Re: Canary Deployment
There at least three kinds of controls to release software safely:
1. Unit testing (partial testing)
2. End-to-end testing (full testing in a non-production environment)
3. Canary/staggered deployments to production
Many companies do all three. Previously, CrowdStrike only did #1, but there was a bug in their unit test that didn't catch their application bug. After the disaster, CrowdStrike vowed to also do #3 moving forward. Noticeably, they did not vow to do #2. For software engineers who work on critical systems and have been doing all three, this looks negligent and cheap.
Canary/staggered deployments are traditionally random, but usually it's in combination with additional safety controls like #1 and #2, or if #2 is not done, canary deployments are done on non-critical systems. CrowdStrike appears to think their Falcon sensor doesn't touch critical systems, or that potentially crashing the systems of some customers is worth the cost savings, as #2 would cost more money.
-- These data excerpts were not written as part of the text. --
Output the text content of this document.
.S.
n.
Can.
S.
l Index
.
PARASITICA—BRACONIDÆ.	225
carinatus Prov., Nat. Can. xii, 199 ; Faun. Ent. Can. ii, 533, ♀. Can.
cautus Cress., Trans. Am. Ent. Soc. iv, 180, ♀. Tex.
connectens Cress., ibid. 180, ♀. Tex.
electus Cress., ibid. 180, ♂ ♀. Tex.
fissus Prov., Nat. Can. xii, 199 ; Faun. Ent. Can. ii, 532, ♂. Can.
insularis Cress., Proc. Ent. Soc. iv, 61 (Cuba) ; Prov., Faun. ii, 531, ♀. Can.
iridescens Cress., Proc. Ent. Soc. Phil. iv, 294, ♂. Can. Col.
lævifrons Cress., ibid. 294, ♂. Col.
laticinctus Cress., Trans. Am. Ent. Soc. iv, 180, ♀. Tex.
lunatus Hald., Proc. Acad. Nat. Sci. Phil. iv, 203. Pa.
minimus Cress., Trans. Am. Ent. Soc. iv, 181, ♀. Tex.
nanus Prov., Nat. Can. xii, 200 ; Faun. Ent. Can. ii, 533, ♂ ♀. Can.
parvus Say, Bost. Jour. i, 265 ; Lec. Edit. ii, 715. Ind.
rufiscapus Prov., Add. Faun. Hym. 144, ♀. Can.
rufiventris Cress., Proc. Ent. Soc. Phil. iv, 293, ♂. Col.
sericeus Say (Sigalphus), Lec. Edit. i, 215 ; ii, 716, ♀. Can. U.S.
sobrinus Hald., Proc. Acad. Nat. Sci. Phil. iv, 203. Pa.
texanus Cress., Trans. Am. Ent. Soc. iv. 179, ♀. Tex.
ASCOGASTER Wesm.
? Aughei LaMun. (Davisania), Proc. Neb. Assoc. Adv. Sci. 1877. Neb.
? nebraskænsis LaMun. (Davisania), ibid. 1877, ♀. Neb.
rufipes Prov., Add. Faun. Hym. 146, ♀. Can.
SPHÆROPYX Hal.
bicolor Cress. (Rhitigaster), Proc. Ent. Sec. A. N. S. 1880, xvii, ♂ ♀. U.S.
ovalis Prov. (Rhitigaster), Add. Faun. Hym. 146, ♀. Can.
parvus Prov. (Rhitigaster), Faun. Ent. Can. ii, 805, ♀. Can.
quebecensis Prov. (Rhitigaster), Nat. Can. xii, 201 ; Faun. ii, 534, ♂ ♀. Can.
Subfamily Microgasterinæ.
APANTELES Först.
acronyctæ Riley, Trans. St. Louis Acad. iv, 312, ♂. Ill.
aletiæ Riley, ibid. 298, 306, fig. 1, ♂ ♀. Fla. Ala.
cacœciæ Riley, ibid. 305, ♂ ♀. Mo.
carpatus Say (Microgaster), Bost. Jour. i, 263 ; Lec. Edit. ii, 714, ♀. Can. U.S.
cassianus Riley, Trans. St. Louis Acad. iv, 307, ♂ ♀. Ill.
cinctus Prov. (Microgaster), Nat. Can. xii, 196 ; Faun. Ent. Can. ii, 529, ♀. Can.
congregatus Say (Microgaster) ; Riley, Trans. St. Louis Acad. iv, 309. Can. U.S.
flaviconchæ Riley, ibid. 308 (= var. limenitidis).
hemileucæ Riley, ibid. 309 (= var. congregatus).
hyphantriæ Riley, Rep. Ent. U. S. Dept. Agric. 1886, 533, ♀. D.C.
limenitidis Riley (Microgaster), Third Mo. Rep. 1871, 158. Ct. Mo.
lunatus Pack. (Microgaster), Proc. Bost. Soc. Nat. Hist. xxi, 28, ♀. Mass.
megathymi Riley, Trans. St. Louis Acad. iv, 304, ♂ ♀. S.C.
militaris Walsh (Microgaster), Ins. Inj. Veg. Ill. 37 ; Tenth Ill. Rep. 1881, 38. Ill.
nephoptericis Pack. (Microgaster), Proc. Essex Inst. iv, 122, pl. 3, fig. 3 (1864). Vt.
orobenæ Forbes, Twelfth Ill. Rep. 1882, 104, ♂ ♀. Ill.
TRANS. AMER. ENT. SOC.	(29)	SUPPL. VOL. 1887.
It's possible that some companies would volunteer to take on unnecessary risk for their vendor and be the guinea pig for no benefit to themselves, but in the long run, these risk-seeking companies would extinct themselves. Another possibility is that CrowdStrike would select low-value, low visibility customers to test on so that customer complaints wouldn't hurt their reputation or too much of their revenue. They did not explain if their canary targets will be random, opt-in, or strategic.